Do you need a vector of displayed characters? Usually all you care about is the ...

nabla9 · on Jan 16, 2014

Yes. If I want to work with language and do some stringology, that's what I want. I might want to swap some characters, find length of words etc. To have vector of characters (as what humans consider characters) is valuable.

twic · on Jan 18, 2014

Yes. A really good string type, that actually modelled a sequence of characters, not bytes, codepoints, interspersed glyphs and modifiers, or what have you, would be very useful at times.

The acid test for this sort of 'humane string' type would be whether you could splice together any two substrings from any two input strings and get something that could be validly displayed. UTF-8 bytes fail because you can get fractional codepoints. Codepoints in >=20-bit integers fail because you can get modifier characters which don't attach to anything.
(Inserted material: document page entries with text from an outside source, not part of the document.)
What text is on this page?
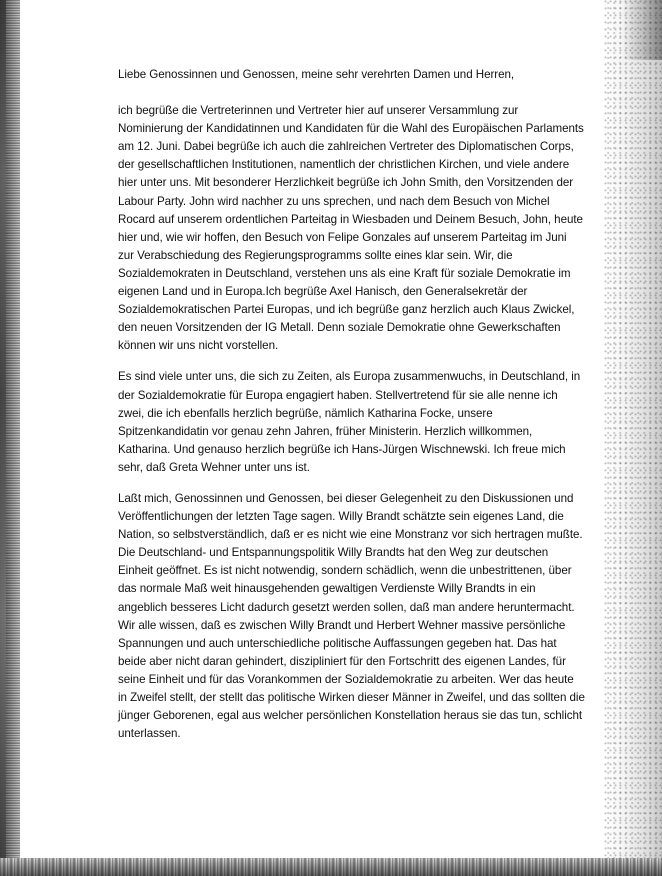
Liebe Genossinnen und Genossen, meine sehr verehrten Damen und Herren,
ich begrüße die Vertreterinnen und Vertreter hier auf unserer Versammlung zur
Nominierung der Kandidatinnen und Kandidaten für die Wahl des Europäischen Parlaments
am 12. Juni. Dabei begrüße ich auch die zahlreichen Vertreter des Diplomatischen Corps,
der gesellschaftlichen Institutionen, namentlich der christlichen Kirchen, und viele andere
hier unter uns. Mit besonderer Herzlichkeit begrüße ich John Smith, den Vorsitzenden der
Labour Party. John wird nachher zu uns sprechen, und nach dem Besuch von Michel
Rocard auf unserem ordentlichen Parteitag in Wiesbaden und Deinem Besuch, John, heute
hier und, wie wir hoffen, den Besuch von Felipe Gonzales auf unserem Parteitag im Juni
zur Verabschiedung des Regierungsprogramms sollte eines klar sein. Wir, die
Sozialdemokraten in Deutschland, verstehen uns als eine Kraft für soziale Demokratie im
eigenen Land und in Europa.Ich begrüße Axel Hanisch, den Generalsekretär der
Sozialdemokratischen Partei Europas, und ich begrüße ganz herzlich auch Klaus Zwickel,
den neuen Vorsitzenden der IG Metall. Denn soziale Demokratie ohne Gewerkschaften
können wir uns nicht vorstellen.
Es sind viele unter uns, die sich zu Zeiten, als Europa zusammenwuchs, in Deutschland, in
der Sozialdemokratie für Europa engagiert haben. Stellvertretend für sie alle nenne ich
zwei, die ich ebenfalls herzlich begrüße, nämlich Katharina Focke, unsere
Spitzenkandidatin vor genau zehn Jahren, früher Ministerin. Herzlich willkommen,
Katharina. Und genauso herzlich begrüße ich Hans-Jürgen Wischnewski. Ich freue mich
sehr, daß Greta Wehner unter uns ist.
Laßt mich, Genossinnen und Genossen, bei dieser Gelegenheit zu den Diskussionen und
Veröffentlichungen der letzten Tage sagen. Willy Brandt schätzte sein eigenes Land, die
Nation, so selbstverständlich, daß er es nicht wie eine Monstranz vor sich hertragen mußte.
Die Deutschland- und Entspannungspolitik Willy Brandts hat den Weg zur deutschen
Einheit geöffnet. Es ist nicht notwendig, sondern schädlich, wenn die unbestrittenen, über
das normale Maß weit hinausgehenden gewaltigen Verdienste Willy Brandts in ein
angeblich besseres Licht dadurch gesetzt werden sollen, daß man andere heruntermacht.
Wir alle wissen, daß es zwischen Willy Brandt und Herbert Wehner massive persönliche
Spannungen und auch unterschiedliche politische Auffassungen gegeben hat. Das hat
beide aber nicht daran gehindert, diszipliniert für den Fortschritt des eigenen Landes, für
seine Einheit und für das Vorankommen der Sozialdemokratie zu arbeiten. Wer das heute
in Zweifel stellt, der stellt das politische Wirken dieser Männer in Zweifel, und das sollten die
jünger Geborenen, egal aus welcher persönlichen Konstellation heraus sie das tun, schlicht
unterlassen.
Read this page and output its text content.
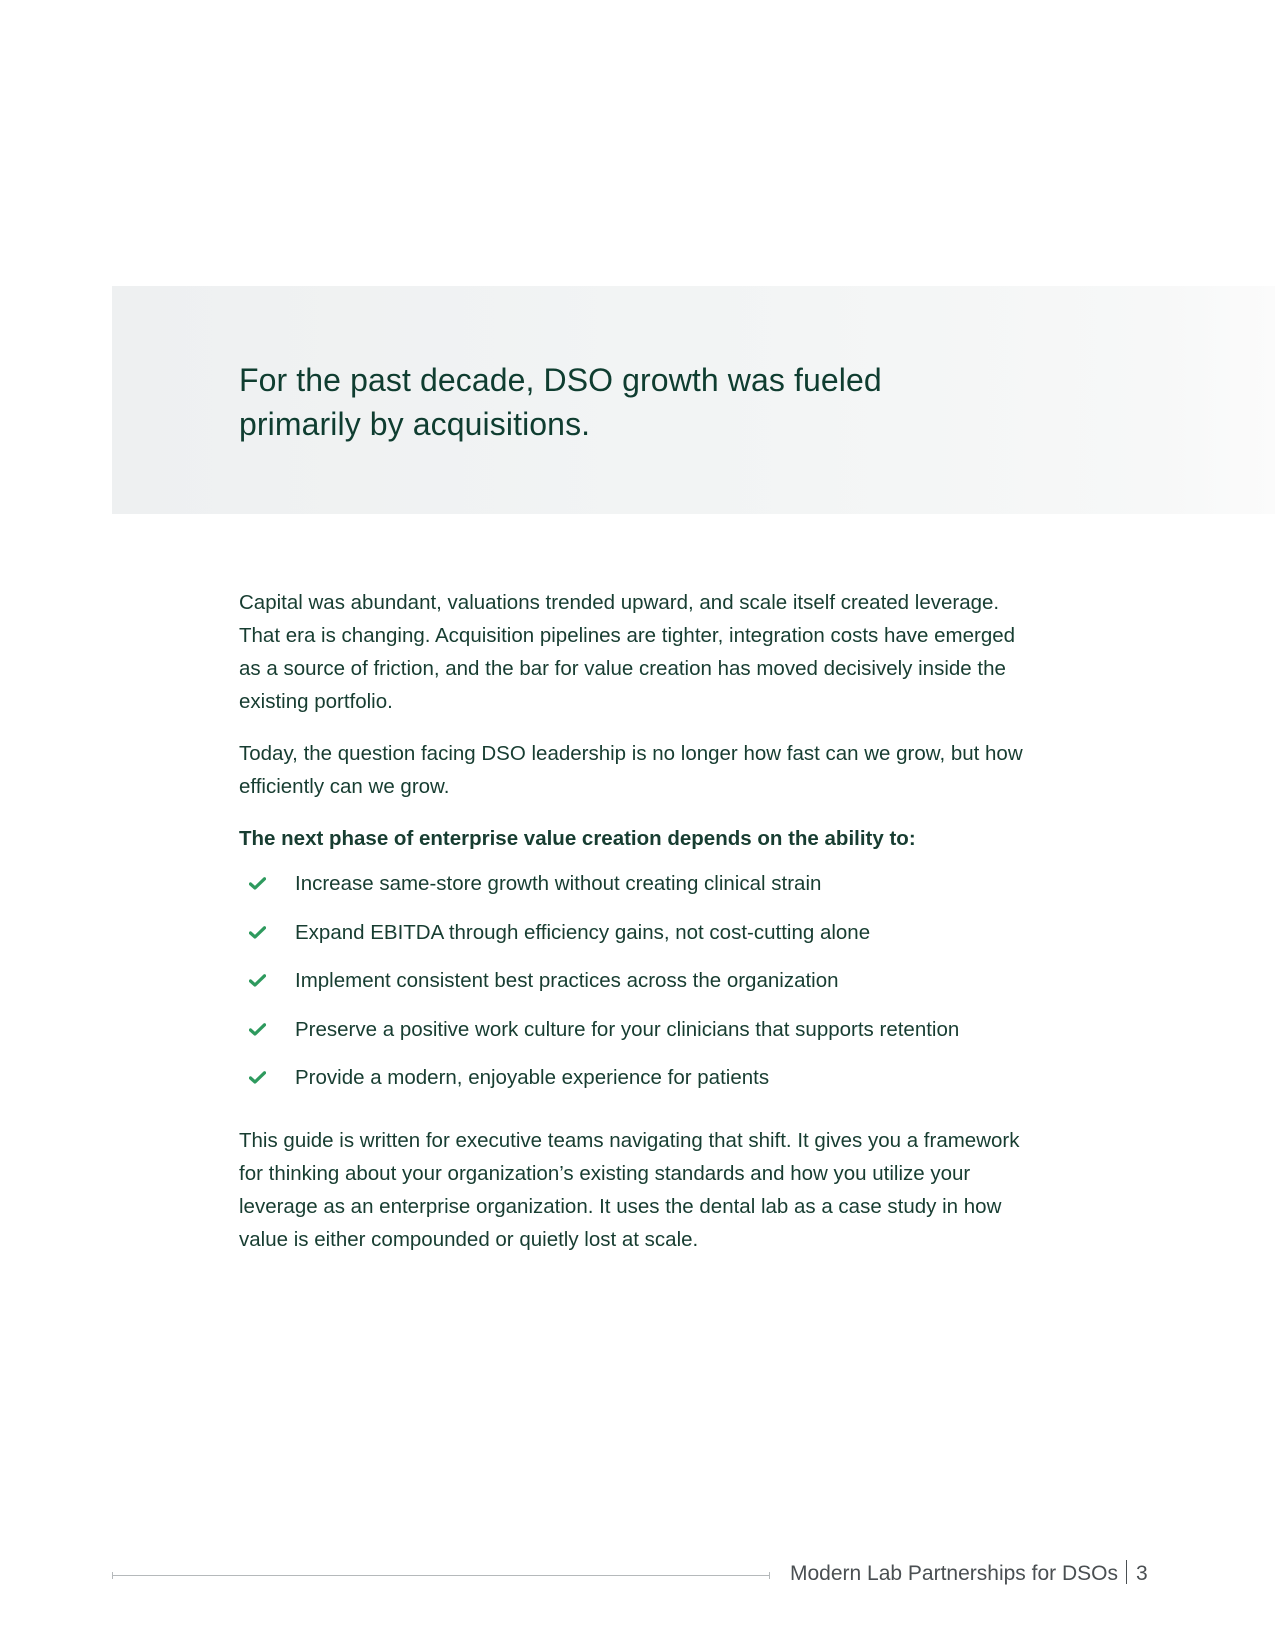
For the past decade, DSO growth was fueled primarily by acquisitions.

Capital was abundant, valuations trended upward, and scale itself created leverage. That era is changing. Acquisition pipelines are tighter, integration costs have emerged as a source of friction, and the bar for value creation has moved decisively inside the existing portfolio.

Today, the question facing DSO leadership is no longer how fast can we grow, but how efficiently can we grow.

The next phase of enterprise value creation depends on the ability to:

Increase same-store growth without creating clinical strain
Expand EBITDA through efficiency gains, not cost-cutting alone
Implement consistent best practices across the organization
Preserve a positive work culture for your clinicians that supports retention
Provide a modern, enjoyable experience for patients

This guide is written for executive teams navigating that shift. It gives you a framework for thinking about your organization’s existing standards and how you utilize your leverage as an enterprise organization. It uses the dental lab as a case study in how value is either compounded or quietly lost at scale.

Modern Lab Partnerships for DSOs 3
A similar test would be whether you can reverse any input string by reversing the sequence of units. For example, reversing "amm͊z" should yield "zm͊ma", which it doesn't in unicode, because "m͊" is made with a combining mark, and doesn't have a composed form.

For extra fun, i suspect that reversing the string "œ" should yield "eo".

It should also be simple to do things like search for particular characters in a modifier-insensitive way. For example, i should be able to count that "sš" contains two copies of the letter 's' without having to do any deciphering. I suspect i should also be able to count that the string "ß" contains two copies of the letter 's', but i'm not nearly as sure about that.

I think i essentially want a string that looks like:

List<Pair<Character, List<Modifier>>>

But i'm not sure. And i'm even less sure about how i'd encode it efficiently.

pornel · on Jan 16, 2014

> To have vector of characters (as what humans consider characters) is valuable.

That might be an awful can of worms. Are Arabic vowels characters? "ij" letter in Dutch? Would you separate Korean text into letters or treat each block of letters as a character?

sanxiyn · on Jan 17, 2014

I can answer the question on Korean. Treat each block of letters as a character. Never ever separate for human uses.

Guvante · on Jan 21, 2014

Can you really automate that problem? You could provide a "split at glyphs" function, but I doubt that would actually be useful without tons of caveats. Even English doesn't do split at glyphs well given the existence of ligatures. `flat -> fl a t`.

Not to mention you would need to make any such function language aware since different languages could theoretically have different mapping rules for the same sequence of characters.